Agência FAPESP
A otimização dos motores flex-fuel tornou-se um urgente desafio tecnológico no momento em que o etanol veicular se afirma, cada vez mais, como alternativa para a redução das emissões de CO2 e outros poluentes. No Brasil, quase 90% dos veículos leves licenciados em 2014 já dispunham da tecnologia flex-fuel. E, embora de forma menos vigorosa, a transição dos combustíveis fósseis para os biocombustíveis está em curso em muitos outros países, principalmente por meio do aumento do percentual de etanol acrescentado à gasolina.
Nesse contexto, os trabalhos apresentados por pesquisadores brasileiros no Leeds-Lyon Symposium on Tribology (LLST) de 2015 mostraram o quanto o país avançou no estudo dos impactos causados nos motores pelos biocombustíveis. “O Laboratório de Fenômenos de Superfície (LFS) da Escola Politécnica da Universidade de São Paulo (Poli-USP) é, atualmente, um dos centros de investigação líderes no setor”, disse Tiago Cousseau, um dos pesquisadores do LFS presentes no LLST à Agência FAPESP.
Além de três trabalhos do LFS (um deles em parceria com a Universidade de Halmstad, na Suécia), dois trabalhos da Universidade Federal do Rio Grande do Norte (UFRGN) foram levados ao encontro, que é considerado um dos congressos mais tradicionais e respeitados na área. A edição de 2015 do Leeds-Lyon reuniu mais de 300 pesquisadores de vários países.
As pesquisas do LFS são apoiadas pela FAPESP por meio do projeto “Desafios tribológicos em motores flex-fuel”, integrado aos programas Pesquisa em Bioenergia (BIOEN) e Pesquisa em Parceria para Inovação Tecnológica (PITE). As instituições parceiras no projeto são a Petrobras, as montadoras de veículos Fiat, Renault e Volkswagen, as empresas de autopeças Mahle e Tupy, a Universidade Estadual de Campinas (Unicamp) e a Universidade Federal do ABC (UFABC), além da própria USP.
“O foco do LFS tem sido essencialmente reduzir a perda de eficiência dos motores causada pelo atrito e o desgaste dos componentes. Isso tem a ver com a geometria das peças e também com sua microgeometria, definida pela operação de usinagem chamada brunimento”, afirmou o engenheiro Amilton Sinatora, professor titular da Escola Politécnica da USP e coordenador do projeto.
Não se trata do simples polimento, porque, em certas regiões ao longo do curso do pistão, o polimento excessivo pode prejudicar a ação dos aditivos dos lubrificantes. O que os pesquisadores do LFS fazem é controlar o processo de usinagem, observando a topografia da peça na escala de tamanho de dois décimos de mícron. “Para cada região, há uma rugosidade, um acabamento adequado.
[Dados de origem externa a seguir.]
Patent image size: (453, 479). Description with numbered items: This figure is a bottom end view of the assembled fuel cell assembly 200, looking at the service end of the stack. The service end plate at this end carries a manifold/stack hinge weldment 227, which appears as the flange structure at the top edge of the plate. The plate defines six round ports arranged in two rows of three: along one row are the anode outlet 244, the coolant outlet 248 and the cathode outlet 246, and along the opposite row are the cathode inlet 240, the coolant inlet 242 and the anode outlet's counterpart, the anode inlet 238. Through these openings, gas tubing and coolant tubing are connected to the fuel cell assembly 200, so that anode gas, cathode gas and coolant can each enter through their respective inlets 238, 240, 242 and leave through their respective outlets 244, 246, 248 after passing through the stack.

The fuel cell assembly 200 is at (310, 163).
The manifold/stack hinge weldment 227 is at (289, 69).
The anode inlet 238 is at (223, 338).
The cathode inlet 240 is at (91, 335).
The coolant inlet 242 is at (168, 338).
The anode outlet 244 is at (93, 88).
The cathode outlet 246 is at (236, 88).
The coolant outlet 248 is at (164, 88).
O polimento não deve ser homogêneo nem do ponto de vista espacial nem do ponto de vista temporal. No início da vida útil do motor, é necessário que haja maior rugosidade. No decurso do funcionamento, a rugosidade diminui naturalmente e sua importância também diminui”, informou Sinatora.
Devido à necessidade de reduzir o consumo de energia, existe uma tendência mundial, inexorável, de produzir lubrificantes cada vez menos viscosos. Com menor viscosidade, o motor roda mais consumindo menos combustível. “Mas é preciso determinar os aditivos apropriados para essa nova geração de lubrificantes. E este é outro subtema que estudamos”, prosseguiu Sinatora.
Além disso, no caso dos motores flex-fuel, existe uma peculiaridade a ser considerada. Trata-se da água presente no etanol, em um percentual de 5%. Essa água, juntamente com o próprio etanol, “lava” as superfícies dos componentes, carregando os aditivos depositados pelos lubrificantes. “A película de aditivos, que chamamos de ‘tribofilme’, é removida pelo etanol ou mesmo pela gasolina consumida no Brasil, que, de acordo com a legislação, pode conter até 27% de etanol. Trabalhando com a geometria e microgeometria dos componentes e com a formulação de lubrificantes, procuramos, por várias vias, minimizar os inconvenientes e melhorar o desempenho dos motores”, acrescentou Cousseau.
Por ser desenvolvido em parceria com montadoras concorrentes, não cabe ao projeto “Desafios tribológicos em motores flex-fuel” produzir tecnologia aplicável (know how). Suas pesquisas se voltam para o conhecimento dos fundamentos (know why), que cada empresa parceira poderá depois utilizar no desenvolvimento de seus próprios processos e produtos.